Though Lissie has amply proven her interest in music beyond the scope of whatever is considered “folk” these days, Catching a Tiger, her full-length debut, might startle any fans hoping she’d further deliver on the presumed promises of last year’s breakout. Three tracks carry over untouched from the EP, joining nine new songs she’s been playing live in recent months. On stage, they’re backed by a basic three-piece rock outfit, but here they’ve been spun (some by Reynolds, some by producer Jacquire King) into dazzling gems that break and cut the light.

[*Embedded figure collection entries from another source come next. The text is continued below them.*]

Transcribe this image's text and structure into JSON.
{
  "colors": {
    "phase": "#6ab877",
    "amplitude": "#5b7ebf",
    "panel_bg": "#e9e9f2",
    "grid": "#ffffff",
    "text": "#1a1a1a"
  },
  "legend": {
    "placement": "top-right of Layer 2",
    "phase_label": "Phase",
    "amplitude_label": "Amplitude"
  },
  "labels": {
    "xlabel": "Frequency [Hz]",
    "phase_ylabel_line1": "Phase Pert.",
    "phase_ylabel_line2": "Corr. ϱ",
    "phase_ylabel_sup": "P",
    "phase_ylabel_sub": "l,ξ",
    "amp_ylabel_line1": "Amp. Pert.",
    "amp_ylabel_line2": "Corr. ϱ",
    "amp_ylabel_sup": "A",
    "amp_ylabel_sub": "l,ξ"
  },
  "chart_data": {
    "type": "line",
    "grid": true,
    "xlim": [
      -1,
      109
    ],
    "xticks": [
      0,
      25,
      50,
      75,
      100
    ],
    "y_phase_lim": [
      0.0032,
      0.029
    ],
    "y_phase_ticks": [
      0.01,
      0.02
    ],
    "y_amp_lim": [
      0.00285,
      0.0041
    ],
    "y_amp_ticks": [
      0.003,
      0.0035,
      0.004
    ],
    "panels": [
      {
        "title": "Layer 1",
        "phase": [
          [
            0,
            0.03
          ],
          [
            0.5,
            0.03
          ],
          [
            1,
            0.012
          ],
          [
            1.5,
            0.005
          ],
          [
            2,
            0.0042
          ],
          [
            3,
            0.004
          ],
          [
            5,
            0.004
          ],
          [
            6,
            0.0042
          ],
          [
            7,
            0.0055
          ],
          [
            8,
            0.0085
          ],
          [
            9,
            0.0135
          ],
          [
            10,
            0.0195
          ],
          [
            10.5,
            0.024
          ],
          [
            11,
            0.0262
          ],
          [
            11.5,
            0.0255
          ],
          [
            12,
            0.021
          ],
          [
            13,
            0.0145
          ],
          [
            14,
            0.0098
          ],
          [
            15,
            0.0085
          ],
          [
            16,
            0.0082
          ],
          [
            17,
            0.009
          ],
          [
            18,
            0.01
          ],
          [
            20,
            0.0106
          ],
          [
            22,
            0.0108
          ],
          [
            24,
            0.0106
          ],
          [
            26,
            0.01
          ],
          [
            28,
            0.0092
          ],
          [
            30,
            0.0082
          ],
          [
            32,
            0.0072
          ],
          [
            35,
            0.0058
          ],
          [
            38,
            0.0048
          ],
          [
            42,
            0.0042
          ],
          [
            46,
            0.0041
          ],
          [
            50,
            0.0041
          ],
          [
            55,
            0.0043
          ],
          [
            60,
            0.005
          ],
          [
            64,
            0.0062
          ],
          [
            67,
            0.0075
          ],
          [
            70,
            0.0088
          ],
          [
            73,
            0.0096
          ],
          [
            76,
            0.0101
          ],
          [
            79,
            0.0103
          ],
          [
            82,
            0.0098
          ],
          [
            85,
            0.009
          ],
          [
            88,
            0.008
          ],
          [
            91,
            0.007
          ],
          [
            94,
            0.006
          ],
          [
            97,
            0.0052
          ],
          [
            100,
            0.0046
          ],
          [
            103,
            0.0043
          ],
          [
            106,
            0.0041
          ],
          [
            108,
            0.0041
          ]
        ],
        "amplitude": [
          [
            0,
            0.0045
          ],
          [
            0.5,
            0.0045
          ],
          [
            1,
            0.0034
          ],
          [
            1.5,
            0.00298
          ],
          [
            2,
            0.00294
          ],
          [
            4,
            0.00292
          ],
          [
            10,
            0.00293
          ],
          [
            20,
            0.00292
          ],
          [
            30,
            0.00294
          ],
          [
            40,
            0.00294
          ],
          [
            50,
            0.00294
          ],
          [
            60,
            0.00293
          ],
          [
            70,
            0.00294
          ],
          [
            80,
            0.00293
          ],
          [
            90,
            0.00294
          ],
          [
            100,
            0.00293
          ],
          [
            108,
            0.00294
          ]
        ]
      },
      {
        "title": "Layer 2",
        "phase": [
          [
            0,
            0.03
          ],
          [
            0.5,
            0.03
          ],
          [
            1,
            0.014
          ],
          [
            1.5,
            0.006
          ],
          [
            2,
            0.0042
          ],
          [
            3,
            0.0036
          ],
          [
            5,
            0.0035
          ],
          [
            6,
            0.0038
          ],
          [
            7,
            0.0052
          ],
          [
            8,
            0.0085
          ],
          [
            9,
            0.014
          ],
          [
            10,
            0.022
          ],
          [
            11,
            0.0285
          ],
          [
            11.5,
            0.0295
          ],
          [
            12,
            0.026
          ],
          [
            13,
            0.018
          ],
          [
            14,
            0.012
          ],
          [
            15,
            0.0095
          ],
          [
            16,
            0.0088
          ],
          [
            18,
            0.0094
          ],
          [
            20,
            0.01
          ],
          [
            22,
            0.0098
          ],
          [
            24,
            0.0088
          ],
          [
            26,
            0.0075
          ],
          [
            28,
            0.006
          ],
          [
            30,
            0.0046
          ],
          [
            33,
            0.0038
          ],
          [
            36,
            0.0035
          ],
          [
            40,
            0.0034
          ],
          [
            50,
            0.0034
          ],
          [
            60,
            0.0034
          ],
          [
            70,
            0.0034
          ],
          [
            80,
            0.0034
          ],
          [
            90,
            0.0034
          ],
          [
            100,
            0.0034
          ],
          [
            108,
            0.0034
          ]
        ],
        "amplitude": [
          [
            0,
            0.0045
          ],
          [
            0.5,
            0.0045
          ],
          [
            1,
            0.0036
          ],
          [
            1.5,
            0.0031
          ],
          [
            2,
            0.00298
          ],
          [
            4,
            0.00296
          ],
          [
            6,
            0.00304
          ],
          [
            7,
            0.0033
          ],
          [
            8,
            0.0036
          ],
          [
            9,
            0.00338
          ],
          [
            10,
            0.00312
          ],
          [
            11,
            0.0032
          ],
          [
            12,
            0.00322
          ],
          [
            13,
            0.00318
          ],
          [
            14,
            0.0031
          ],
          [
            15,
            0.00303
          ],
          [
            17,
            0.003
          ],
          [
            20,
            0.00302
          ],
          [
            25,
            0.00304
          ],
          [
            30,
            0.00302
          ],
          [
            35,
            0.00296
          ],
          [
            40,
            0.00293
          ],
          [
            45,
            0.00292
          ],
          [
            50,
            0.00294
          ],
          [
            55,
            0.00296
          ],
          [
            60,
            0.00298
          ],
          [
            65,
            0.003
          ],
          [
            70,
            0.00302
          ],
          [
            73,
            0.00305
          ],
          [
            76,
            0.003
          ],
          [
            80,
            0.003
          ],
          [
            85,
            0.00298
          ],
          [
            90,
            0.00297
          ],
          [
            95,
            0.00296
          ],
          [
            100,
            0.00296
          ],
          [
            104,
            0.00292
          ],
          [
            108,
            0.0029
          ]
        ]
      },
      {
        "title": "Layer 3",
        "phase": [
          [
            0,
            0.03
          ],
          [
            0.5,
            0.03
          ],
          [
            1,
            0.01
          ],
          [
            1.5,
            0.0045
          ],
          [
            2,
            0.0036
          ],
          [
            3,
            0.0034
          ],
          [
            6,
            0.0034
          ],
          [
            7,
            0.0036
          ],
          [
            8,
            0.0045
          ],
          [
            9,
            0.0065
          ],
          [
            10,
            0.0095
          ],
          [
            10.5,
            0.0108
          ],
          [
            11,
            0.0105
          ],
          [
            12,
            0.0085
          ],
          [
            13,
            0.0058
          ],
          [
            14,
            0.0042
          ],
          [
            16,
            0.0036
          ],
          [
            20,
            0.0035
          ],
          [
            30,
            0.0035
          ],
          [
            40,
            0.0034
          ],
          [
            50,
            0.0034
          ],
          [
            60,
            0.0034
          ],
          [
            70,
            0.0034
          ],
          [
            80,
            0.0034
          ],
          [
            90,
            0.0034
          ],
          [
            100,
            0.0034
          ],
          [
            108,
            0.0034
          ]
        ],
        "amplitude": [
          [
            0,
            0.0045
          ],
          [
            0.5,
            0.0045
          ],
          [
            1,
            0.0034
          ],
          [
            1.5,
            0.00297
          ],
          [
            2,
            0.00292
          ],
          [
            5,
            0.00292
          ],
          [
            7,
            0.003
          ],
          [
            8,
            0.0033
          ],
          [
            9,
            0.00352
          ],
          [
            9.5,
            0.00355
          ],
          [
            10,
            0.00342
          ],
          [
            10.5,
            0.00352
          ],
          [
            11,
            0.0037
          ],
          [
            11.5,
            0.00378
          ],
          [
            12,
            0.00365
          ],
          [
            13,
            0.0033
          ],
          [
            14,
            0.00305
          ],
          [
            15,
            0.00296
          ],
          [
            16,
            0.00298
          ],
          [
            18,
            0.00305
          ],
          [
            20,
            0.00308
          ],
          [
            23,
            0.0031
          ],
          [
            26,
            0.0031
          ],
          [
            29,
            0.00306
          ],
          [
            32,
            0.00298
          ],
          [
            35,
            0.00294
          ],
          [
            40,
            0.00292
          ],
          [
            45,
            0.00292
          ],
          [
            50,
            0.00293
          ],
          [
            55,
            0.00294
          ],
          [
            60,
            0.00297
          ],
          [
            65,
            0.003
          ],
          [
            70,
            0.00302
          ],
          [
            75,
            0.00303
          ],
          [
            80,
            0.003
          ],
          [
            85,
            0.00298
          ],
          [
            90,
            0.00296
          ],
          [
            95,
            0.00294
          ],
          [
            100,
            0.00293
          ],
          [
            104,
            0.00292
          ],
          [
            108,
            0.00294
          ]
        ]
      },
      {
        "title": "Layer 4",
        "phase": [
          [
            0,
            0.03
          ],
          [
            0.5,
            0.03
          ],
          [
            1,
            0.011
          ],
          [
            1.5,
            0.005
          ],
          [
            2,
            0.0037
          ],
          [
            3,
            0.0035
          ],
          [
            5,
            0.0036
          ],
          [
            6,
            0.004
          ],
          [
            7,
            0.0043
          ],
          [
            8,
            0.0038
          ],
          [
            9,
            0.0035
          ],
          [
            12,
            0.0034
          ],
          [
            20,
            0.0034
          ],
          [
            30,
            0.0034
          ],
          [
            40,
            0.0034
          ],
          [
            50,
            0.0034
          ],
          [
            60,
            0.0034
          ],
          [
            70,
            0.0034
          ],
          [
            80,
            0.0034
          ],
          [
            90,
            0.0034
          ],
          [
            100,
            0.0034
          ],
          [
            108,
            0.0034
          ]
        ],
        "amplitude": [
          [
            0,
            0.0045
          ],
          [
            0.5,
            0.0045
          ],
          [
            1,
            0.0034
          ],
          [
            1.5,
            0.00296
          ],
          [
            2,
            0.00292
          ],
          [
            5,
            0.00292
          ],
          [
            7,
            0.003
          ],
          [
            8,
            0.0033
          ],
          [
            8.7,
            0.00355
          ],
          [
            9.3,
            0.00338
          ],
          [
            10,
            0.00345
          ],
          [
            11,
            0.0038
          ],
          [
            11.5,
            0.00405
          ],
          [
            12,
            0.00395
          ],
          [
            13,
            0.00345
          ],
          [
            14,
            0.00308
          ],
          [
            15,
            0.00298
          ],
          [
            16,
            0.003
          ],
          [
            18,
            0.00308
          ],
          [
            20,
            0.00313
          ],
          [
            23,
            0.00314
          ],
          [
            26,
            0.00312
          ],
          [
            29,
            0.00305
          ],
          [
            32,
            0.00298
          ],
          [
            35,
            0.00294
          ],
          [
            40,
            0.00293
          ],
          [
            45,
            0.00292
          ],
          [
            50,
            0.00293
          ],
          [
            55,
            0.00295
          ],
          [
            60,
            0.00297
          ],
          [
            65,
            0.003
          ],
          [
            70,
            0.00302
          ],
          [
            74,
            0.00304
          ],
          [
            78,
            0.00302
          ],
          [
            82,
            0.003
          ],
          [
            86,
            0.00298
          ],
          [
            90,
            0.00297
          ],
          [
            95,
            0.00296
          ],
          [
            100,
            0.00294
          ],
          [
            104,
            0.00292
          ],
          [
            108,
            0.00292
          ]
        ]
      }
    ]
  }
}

Guitars — mostly electric — fume and skitter all over a rag-bag of synthetic textures King seems to have emptied out on his studio floor. Lissie’s voice has quite often been described as “whiskeyed,” but on Tiger there’s more than a whiff of tequila in the air—yellowy-green shots knocked back fast followed by hazy mornings filled with nagging regrets. This could perhaps be considered “folk” in some generous sense of the word, but let’s not be afraid to call it what it really is: unbridled, unselfconscious, swirling, head-pounding pop.
“When I’m Alone,” the album’s second single, writhes with obsession and self-loathing and could likely be some kind of hit on either side of the pond or anywhere else that Sheryl Crow — a fellow Midwesterner who consistently delivers less excellent, vaguely twangy pop-rock odes to relational strife — has managed to chart in the last ten years. (As a bonus, Lissie can actually sing her own songs live.) “Stranger” is a twinkling takedown of a dud suitor — a song that would make Lesley Gore proud — and “Cuckoo” steers the newer material out of boy-trouble territory with its giddy remembrances of growing up a square peg in small-town Illinois. “I fell in love with being defiant / In a pickup truck that roared like a lion,” she sings over lightly-charging guitars, sounding less like a rough-and-tumble troublemaker and more like the next beloved new artist we’ll soon have to get used to hearing on whatever radio stations are left in this world.
Even the twangier EP tracks take on a more polished sheen in their new context. On Why You Runnin’, the deeply haunted “Everywhere I Go” slipped into “Here Before,” a spooky (if meandering) ballad; here, it segues into the electronic squirm of “Worried About,” a manic romp through the pitfalls of distrust that slides into an organ-pumped groove before hunkering down under a spray of electric guitar. The springing fingerpicking and distant drumming of “Little Lovin'” underpin Lissie’s steady, gut-launched vocals, and like so many of her songs — old and new — it builds to a terrific crescendo, all the parts eventually blooming and throwing themselves into a clapping, hollering barnstomp before fading back down into a lonely knee-slap. It was the best song on the EP, and it’s the best song on Catching a Tiger — here, though, it stands among some surprisingly stiff competition.